AU: In our work, we want to propose a pipeline to select molecules that can interplay in a regulatory circuitry, for further investigation. We applied the algorithm CiriQuant to our dataset to identify, among others, lncRNAs that could have an additional feature compatible with competing endogenous RNA behavior. We also interrogated available webtools, as LNCBase and RNA22, to identify putative interactions between selected lncRNAs and miRNAs. In particular for lncTNK2-2:1 we found two binding sites for miR-21-3p and two for miR-22-3p, as reported in Fig 4c. GMDS-AS1 was compatible with circRNA structure but it lacked evidence of correlation with the stabilization of p53 or ATM targets and of miRNA binding sites in common with the selected targets. For such reason we focused on lncTNK2:2-1 for further investigation.
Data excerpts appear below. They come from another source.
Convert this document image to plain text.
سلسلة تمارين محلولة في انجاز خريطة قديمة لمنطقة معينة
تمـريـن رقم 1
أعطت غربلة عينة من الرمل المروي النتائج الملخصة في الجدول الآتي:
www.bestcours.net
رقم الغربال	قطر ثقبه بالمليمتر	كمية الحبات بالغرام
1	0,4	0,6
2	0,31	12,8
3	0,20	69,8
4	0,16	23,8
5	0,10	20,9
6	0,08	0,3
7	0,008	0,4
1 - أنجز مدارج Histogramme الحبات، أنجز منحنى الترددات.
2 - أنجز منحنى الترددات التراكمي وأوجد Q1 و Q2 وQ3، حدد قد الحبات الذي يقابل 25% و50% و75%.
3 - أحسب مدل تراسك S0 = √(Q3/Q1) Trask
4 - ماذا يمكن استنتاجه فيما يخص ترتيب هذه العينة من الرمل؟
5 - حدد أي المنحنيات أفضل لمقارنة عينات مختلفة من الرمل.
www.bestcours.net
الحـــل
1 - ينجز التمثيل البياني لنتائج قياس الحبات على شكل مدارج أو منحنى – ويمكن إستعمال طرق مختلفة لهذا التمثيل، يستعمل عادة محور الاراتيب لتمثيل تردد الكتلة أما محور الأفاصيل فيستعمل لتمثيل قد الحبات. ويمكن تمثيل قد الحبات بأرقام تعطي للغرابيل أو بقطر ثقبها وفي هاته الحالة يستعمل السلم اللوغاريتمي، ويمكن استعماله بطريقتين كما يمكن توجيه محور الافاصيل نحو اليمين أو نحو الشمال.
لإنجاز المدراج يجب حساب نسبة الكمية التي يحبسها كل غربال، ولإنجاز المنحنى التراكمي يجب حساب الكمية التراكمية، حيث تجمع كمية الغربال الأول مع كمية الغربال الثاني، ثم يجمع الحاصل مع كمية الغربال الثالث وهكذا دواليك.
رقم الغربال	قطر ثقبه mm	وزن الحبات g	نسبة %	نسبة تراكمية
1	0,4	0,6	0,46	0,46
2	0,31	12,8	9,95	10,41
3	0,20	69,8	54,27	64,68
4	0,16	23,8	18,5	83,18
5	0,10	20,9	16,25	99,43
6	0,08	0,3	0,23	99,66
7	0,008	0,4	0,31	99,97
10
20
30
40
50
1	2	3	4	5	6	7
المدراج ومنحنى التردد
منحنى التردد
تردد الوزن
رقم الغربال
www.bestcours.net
In this revised version of the manuscript, we provided an experimental evidence of lncTNK2-2:1 capability to affect the level of free miR-21-3p and consequent p53 stability. Even if interesting, it was not our priority, here, the experimental validation of lncTNK2-2:1 circularization. By CiriQuant we identified a back-splicing  event involving lncTNK2-2:1 along with other transcripts belonging to a transcriptionally complex region containing several pseudogenes, lncRNAs and antisense RNAs between TNK2 and TFRC genes in chr3: 195906294-196077122. Unfortunately, the algorithm failed to properly reconstruct the circRNA and we cannot provide more details about its structure, a part of the presence of a statistical significant back-splicing event in the comparison between DMSO and bimiralisib treated samples, involving lncTNK2-2:1

 

  1. Minor: there are a number of places where grammar needs improvement.

 

AU: We apologize for this. We revised grammar in the manuscript.

Round 2

Reviewer 3 Report

The authors have carried out additional experimental work and have generally responded well to my previous concerns.